In the National Gallery one day, when Mum was in the Ladies, we stood in front of Gainsborough’s The Painter’s Daughters Chasing a Butterfly. ‘This is my favourite painting,’ I declared, relieved to have finally found one, like when you get a best friend.
‘Oh, excellent choice, Laurie.’ He leaned forward, his hands clasped behind his back. ‘Girls and Birdcage,’ he said, after a while. ‘Well, what do you think? Shall I finish the damn thing, or destroy it?’

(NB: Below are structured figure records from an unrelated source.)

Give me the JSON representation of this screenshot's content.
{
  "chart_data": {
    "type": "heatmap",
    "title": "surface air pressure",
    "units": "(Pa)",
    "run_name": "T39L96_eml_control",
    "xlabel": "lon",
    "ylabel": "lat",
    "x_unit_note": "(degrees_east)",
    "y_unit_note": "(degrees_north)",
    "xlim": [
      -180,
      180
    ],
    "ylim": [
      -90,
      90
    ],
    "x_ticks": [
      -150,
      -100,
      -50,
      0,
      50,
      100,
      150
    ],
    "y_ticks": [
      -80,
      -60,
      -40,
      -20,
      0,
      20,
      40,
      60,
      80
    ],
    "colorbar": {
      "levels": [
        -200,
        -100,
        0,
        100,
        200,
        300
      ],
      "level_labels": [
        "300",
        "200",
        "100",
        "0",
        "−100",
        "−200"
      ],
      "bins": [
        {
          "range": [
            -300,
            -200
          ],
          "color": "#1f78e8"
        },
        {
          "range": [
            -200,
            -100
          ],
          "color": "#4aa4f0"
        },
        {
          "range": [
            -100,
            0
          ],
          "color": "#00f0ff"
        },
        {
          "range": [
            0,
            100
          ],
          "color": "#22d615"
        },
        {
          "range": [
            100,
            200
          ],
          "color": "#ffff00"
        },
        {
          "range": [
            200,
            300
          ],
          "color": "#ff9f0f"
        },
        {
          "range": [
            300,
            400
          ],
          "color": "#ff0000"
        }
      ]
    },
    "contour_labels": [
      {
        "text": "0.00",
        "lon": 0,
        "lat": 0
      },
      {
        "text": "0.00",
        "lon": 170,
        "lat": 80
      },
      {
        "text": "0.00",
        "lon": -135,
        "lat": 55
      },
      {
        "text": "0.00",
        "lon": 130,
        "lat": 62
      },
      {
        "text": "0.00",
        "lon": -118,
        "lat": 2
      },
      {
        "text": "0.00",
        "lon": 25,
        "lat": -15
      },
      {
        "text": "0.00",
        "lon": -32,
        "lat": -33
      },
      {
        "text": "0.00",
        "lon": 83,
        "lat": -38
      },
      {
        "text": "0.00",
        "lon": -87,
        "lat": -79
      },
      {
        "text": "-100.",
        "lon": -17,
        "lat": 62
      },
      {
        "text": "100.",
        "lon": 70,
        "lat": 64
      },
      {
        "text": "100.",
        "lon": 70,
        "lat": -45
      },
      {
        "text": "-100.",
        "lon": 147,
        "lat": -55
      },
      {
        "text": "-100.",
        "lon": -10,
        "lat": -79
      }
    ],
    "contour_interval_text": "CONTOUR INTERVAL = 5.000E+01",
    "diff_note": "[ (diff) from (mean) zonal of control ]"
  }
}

The question was too important to answer straight away. I studied the little girl lunging after the butterfly, the big sister holding her hand. And I thought of my first day ever at Rock Point, Kat and Flora helping me down the rocky beach path. The driftwood bonfire they built, and the marshmallows they carefully toasted for me, stacked on a stick, making sure I didn’t burn my fingers. It made me feel warm inside.
‘I haven’t been able to work on it since … Well, you know.’ His voice went funny.
‘Finish it, Dad. It’s good.’
He did. And it was. It was beautiful. A few weeks later he sold it. When I asked Mum why Dad hadn’t kept the painting, she was separating a stringy ball of pizza dough on the kitchen table. The bronze autumn sun was pouring through the kitchen window, making her nose stud glint. ‘I’m not sure he knows himself yet, Laurie. But he’ll tell you one day, when he’s worked it out. Here, catch.’ The ball of dough met my palm with a satisfying slap, a puff of flour. We laughed and, without saying another word, started to knead the dough into life.